9.1. Desassossego da sociedade e as movimentações de protesto

No ano de 1867 desenvolveu-se na sociedade um sentimento de fúria contra a política adotada pelo Executivo. Os protestos incidiam contra as medidas polémicas: aumento da carga fiscal, modificação da estrutura dos impostos locais e criação do imposto geral de consumo; reforma na secretaria do ministério dos Negócios Estrangeiros, a reforma na administração local; os tratados que não tiveram resultado e até prejudicaram o país; os casos ilícitos praticados por elementos do Governo. Estes e outros factos faziam aumentar o descontentamento e a descrença. A despesa aumentava mais que a receita e a dívida pública não parava de aumentar. No ano de 1866 e no seguinte a receita foi de 14.965 contos, enquanto a despesa ascendeu aos 22.837 contos189.
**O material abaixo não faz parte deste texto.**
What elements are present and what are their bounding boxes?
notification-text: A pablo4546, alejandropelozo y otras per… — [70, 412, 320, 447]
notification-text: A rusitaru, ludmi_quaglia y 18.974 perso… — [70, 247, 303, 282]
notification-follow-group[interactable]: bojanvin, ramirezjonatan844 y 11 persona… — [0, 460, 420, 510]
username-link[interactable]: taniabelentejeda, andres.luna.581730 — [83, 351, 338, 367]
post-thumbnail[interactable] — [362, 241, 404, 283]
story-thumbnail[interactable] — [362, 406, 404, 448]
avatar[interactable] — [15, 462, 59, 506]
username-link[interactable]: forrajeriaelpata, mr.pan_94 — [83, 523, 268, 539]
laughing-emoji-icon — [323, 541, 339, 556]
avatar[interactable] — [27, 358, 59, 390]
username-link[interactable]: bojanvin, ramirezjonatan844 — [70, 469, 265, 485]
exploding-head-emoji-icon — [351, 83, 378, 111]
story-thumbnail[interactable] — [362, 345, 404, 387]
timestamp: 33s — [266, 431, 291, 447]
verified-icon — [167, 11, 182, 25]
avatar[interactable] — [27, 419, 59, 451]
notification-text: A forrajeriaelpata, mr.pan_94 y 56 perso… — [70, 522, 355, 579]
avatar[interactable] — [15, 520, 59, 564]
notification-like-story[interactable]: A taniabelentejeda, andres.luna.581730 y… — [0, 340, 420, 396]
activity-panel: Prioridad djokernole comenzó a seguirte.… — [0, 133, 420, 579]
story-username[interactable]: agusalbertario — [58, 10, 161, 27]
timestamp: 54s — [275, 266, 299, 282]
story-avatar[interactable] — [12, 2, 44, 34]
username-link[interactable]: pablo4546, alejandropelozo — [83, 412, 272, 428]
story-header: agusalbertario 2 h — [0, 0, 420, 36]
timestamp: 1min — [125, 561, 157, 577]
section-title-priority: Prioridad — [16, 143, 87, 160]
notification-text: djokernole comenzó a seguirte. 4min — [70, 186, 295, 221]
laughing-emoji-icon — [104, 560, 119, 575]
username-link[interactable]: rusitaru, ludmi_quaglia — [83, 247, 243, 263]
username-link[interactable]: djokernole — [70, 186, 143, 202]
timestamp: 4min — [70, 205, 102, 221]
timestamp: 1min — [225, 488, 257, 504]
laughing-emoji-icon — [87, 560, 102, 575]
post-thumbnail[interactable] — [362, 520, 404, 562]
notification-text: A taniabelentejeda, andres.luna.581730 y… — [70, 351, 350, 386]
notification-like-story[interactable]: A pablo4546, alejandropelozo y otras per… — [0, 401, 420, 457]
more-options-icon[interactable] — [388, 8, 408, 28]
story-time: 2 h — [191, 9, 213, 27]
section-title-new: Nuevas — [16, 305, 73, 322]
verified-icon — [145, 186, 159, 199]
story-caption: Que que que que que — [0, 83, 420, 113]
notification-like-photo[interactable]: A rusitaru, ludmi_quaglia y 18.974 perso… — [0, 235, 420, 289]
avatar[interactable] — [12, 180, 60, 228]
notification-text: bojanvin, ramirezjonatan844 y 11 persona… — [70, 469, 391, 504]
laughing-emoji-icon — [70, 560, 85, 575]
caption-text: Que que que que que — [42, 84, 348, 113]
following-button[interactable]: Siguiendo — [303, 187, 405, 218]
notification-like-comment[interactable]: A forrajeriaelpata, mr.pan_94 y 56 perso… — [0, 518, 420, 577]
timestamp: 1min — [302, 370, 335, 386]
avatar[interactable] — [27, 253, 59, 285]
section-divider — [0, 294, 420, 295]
Em Fevereiro de 1867, foi enviado um requerimento à Câmara dos Deputados pedindo a não imposição do imposto geral de consumo mas também da reforma administrativa. O povo sentia-se injustiçado, essencialmente, com as mudanças que o Governo queria executar na administração local e com o aumento da tributação. Na imprensa da época podiam-se ler críticas à atuação governamental relativamente às políticas seguidas pelo Executivo. A imprensa fazia eco da preparação do pacote legislativo preparado pelo Governo, “na casa do Sr. ministro do Reino uma longa duração, o que leva a crer que se trata de prontamente elaborar as reformas que hão-de ser apresentadas sobre a supressão de alguns distritos e sobre a instituição e criação da guarda civil”190

.

189 Eugénia da Mata, ob. cit, pp. 61-115.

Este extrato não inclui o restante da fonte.